Measurement Assisted Robotic Assembly of Fuselage Skin Panels

Abstract

Geometrically complex structural components are extensively used in the assembly of airframe structures. Currently the application of robotics to the assembly of such structures has been limited and the assembly of aero-structure components is primarily a skilled manual process. The use of manual handling represents a significant health and safety risk and an increased likelihood of damaging components during the assembly process. The compliance of components is significant and the resulting geometric and positional uncertainty within the assembly is such that conventional robotic pick and place approaches cannot be used as it is impossible to pre-define and fix the exact position of parts within the assembly.
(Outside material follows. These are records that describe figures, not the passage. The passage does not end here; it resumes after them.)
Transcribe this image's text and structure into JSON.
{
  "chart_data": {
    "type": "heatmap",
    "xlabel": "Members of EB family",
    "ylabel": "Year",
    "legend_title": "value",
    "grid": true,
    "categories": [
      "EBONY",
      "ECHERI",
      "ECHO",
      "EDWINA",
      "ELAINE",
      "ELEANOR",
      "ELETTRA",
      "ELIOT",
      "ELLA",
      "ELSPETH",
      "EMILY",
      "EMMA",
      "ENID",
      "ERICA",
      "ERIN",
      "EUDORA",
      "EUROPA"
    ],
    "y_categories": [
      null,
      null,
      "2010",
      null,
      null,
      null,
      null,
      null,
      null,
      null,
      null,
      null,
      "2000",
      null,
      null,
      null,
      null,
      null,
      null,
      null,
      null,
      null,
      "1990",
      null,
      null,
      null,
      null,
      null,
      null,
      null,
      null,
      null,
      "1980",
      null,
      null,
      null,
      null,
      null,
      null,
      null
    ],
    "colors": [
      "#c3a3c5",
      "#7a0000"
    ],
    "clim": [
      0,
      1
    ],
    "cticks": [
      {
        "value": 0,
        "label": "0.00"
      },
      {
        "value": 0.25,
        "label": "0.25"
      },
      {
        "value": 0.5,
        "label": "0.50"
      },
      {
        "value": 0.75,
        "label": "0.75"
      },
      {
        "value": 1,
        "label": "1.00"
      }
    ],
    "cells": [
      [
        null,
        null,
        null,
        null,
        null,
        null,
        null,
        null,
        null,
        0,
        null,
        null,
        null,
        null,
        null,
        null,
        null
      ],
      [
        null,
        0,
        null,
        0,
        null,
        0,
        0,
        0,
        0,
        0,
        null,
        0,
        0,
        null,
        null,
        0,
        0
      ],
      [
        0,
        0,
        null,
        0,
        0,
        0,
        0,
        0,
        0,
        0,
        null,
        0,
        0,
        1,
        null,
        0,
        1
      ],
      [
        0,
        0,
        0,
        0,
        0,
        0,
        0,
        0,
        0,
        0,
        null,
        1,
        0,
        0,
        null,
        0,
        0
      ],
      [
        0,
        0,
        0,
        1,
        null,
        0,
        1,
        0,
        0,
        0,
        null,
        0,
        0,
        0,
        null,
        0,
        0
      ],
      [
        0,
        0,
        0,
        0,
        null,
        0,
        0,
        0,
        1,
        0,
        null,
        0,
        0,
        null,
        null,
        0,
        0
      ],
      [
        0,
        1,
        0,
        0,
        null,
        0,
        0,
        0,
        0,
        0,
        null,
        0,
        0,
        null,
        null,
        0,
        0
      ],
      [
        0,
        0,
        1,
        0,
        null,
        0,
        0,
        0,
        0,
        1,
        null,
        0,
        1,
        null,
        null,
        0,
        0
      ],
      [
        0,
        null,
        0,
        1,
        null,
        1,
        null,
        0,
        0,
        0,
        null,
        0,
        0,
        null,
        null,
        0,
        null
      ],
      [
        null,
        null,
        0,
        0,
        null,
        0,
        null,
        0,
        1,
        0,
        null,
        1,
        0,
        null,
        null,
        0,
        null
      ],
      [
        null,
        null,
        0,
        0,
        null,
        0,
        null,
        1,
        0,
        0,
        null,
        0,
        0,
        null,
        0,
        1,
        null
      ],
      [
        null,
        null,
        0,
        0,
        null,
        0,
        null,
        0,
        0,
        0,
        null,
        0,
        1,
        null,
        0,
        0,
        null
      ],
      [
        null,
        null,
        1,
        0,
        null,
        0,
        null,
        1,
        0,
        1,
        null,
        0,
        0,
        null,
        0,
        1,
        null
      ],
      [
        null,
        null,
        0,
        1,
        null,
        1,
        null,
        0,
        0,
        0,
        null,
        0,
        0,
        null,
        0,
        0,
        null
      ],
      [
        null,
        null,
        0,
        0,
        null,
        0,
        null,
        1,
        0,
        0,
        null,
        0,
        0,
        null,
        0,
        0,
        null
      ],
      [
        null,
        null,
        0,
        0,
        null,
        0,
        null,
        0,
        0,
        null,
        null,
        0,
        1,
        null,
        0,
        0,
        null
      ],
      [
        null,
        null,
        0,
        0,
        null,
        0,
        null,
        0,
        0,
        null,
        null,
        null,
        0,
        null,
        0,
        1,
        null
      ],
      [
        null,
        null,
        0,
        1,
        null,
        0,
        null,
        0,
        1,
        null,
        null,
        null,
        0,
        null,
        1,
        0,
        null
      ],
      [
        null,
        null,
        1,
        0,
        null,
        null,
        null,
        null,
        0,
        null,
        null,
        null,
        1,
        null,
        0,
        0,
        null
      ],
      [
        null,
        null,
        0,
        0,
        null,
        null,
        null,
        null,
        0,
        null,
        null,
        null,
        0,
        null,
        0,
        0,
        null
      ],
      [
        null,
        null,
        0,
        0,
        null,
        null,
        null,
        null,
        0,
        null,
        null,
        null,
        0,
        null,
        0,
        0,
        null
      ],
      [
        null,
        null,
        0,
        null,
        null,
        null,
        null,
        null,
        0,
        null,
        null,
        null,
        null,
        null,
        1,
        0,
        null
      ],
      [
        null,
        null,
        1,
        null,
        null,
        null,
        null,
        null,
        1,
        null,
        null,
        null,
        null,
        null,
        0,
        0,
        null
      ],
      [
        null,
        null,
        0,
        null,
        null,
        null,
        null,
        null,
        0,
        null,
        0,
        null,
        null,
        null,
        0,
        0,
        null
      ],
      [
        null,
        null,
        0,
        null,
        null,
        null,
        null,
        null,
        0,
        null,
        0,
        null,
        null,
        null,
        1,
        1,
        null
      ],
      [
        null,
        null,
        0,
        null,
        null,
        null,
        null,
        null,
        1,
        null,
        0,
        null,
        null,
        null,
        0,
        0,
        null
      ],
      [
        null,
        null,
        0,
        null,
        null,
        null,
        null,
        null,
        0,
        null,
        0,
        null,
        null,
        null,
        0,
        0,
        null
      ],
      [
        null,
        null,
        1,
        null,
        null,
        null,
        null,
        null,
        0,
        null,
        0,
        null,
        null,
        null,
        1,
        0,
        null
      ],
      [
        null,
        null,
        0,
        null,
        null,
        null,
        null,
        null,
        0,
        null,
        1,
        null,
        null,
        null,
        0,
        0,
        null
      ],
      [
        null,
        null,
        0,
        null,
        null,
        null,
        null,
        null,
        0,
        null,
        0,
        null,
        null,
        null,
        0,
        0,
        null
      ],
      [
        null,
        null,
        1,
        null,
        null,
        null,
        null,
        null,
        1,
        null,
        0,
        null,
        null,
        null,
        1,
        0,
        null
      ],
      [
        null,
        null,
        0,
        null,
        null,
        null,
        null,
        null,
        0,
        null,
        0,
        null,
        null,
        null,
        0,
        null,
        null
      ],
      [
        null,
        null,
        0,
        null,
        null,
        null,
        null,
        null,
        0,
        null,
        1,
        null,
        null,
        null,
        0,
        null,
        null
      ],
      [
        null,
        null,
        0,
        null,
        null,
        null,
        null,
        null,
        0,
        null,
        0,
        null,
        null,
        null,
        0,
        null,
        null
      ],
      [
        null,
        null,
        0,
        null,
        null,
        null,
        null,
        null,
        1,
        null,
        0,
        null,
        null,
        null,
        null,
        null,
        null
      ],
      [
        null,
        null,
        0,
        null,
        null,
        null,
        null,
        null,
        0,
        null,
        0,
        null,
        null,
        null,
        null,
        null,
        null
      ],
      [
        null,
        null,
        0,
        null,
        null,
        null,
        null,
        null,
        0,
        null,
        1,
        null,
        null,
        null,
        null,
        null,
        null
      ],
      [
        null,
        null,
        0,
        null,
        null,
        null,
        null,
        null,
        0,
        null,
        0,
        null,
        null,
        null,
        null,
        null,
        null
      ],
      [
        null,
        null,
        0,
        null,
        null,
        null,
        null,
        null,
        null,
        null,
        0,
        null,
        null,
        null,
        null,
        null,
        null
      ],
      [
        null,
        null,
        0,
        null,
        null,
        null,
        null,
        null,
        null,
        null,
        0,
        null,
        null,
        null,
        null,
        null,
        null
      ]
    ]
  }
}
Using product specific fixtures and templates can solve this problem, but this significantly increases cost and reduces flexibility. This paper addresses the above problems by using a novel combination of standard low cost industrial robots, low cost sensors and a mathematical ‘best-fit’ algorithm. During the assembly process the location of existing part-to-part holes and edges are measured to provide alignment points for individual components within the structure and the data obtained is processed through a ‘best-fit’ mathematical algorithm to calculate the relative component positions required for an optimal assembly. The developed methodology has been evaluated and demonstrated using real airframe components and results are presented. The assembly experiments presented have confirmed that it is possible to assemble aero-structure components within aerospace production specifications.